Höhn: Wir haben es bundesweit versäumt, uns ausreichend auf neue Entwicklungen einzustellen. Es gibt eine spürbar wachsende Erwartung von Bürgerinnen und Bürgern nach realen Beteiligungsmöglichkeiten. Zudem ist es ein Unterschied, ob eine SPD in der Bundesregierung oder in der Opposition ist. Das Thema Mindestlohn zum Beispiel haben wir jahrelang allein besetzt - nun ist die SPD angeblich auch dafür. Darum muss es uns gelingen, auch neue Themen aufzubauen: Stärkung demokratischer Beteiligung statt autoritärer Politik, wie sie derzeit von der Bundesregierung praktiziert wird, oder die demokratische und soziale Dimension der dringend notwendigen Energiewende, die von anderen Parteien völlig ausgeblendet wird.

Volksstimme: Wäre mit Bartsch an der Spitze eine Koalition mit der SPD auf Bundesebene leichter möglich?

Höhn: Unser Parteitag hat nicht zum Ziel, eine Koalition mit der SPD 2013 zu ermöglichen. Manche behaupten das - ich halte das aber für Unfug. Es liegt zudem doch nicht allein an uns, sondern hängt ganz stark von der SPD und ihrer realen Politik ab. Die Sozialdemokraten hätten hier in Sachsen-Anhalt doch im vorigen Jahr eine Koalition bilden können. Sie haben es nicht gemacht. Richtig ist aber: Der Gestus, dass wir als einzige die richtigen Antworten auf alles haben, dieser Gestus bringt keinen Erfolg. Wir müssen weg von diesem Stil: Wir gegen alle. Eine Partei ist dann politisch erfolgreich, wenn sie für ihre Positionen Bündnispartner und gesellschaftliche Mehrheiten gewinnt - so ist es auch in unserem Programm formuliert.
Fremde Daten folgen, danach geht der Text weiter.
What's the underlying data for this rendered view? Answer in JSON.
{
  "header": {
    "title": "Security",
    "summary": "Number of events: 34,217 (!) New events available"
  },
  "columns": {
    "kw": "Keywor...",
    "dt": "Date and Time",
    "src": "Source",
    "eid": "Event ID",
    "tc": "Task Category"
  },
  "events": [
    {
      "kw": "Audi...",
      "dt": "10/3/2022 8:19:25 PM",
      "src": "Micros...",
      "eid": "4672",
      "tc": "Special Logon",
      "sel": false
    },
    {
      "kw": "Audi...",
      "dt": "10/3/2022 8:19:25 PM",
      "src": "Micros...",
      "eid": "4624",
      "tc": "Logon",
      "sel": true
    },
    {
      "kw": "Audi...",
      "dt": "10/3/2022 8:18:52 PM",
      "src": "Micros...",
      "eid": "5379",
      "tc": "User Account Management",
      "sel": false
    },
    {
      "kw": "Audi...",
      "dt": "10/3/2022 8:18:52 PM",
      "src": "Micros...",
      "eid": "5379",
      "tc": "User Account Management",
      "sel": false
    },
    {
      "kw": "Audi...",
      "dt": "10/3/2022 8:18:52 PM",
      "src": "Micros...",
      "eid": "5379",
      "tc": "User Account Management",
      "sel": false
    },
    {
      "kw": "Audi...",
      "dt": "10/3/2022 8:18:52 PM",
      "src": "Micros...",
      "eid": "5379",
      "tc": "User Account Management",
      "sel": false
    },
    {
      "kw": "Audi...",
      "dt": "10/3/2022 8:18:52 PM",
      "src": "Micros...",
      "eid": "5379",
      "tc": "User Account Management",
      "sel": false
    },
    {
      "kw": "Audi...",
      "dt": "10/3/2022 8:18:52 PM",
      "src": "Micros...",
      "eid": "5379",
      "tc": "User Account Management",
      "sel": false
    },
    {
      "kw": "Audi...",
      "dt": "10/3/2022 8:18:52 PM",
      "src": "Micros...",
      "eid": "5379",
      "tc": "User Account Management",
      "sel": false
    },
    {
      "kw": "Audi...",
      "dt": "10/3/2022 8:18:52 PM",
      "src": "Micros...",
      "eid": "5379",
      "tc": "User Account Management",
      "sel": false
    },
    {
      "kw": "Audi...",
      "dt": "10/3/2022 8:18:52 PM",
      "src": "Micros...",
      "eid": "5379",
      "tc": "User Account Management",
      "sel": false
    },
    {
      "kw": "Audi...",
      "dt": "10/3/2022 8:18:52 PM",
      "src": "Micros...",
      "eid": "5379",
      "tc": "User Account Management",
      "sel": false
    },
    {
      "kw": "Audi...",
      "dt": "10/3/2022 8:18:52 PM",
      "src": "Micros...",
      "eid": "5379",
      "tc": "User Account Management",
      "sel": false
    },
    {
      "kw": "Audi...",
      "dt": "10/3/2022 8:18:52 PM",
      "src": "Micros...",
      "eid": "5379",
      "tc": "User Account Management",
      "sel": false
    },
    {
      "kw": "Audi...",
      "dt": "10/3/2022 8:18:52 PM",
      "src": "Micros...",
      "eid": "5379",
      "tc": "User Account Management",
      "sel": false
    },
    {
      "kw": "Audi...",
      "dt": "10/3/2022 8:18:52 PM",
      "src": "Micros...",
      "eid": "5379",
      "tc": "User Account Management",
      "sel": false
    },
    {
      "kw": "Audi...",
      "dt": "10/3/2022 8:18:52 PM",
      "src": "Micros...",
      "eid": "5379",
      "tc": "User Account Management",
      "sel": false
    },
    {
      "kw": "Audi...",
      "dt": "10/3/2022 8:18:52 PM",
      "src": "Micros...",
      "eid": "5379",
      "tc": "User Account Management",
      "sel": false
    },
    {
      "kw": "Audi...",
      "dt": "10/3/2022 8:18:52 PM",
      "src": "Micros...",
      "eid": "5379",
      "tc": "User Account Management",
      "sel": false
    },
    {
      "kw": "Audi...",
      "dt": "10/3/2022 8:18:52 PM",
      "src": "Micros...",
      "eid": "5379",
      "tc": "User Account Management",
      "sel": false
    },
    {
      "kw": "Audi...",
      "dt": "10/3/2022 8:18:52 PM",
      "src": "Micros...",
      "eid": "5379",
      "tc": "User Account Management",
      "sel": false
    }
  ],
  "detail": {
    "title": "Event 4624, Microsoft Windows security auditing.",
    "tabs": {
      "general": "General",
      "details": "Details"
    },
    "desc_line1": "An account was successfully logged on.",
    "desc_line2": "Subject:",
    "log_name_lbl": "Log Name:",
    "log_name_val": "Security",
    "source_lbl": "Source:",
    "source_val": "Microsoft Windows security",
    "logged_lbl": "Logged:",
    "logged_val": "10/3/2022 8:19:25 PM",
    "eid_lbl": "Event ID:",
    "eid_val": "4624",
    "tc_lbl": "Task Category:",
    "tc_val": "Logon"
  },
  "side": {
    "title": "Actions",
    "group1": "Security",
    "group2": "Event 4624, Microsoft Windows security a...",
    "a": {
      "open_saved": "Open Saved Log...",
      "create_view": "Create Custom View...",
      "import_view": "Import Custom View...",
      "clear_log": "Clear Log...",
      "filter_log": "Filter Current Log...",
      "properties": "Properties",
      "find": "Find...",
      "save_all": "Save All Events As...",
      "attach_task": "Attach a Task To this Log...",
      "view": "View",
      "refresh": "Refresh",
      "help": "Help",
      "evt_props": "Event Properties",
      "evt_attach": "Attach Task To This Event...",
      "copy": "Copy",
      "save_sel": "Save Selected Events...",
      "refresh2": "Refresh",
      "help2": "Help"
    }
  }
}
Volksstimme: Sie wollen Bundesgeschäftsführer werden und wechseln im Falle eines Wahlerfolgs nach Berlin. Geben Sie Parteivorsitz und Landtagsmandat auf?

Höhn: Den Vorsitz ja, das Mandat nicht. Ich bin seit vielen Jahren und sehr gern landespolitisch aktiv. Und ich finde es auch gut, wenn im Bundesvorstand auch aktive Landespolitiker sind.

Volksstimme: Bekommt Sachsen-Anhalts Linke eine Landeschefin? Wie man hört, gehört Birke Bull zum Favoritenkreis.

Höhn: Lassen Sie uns darüber sprechen, wenn es so weit ist und die Nachfolgefrage sich wirklich stellt, denn noch bin ich nicht gewählt.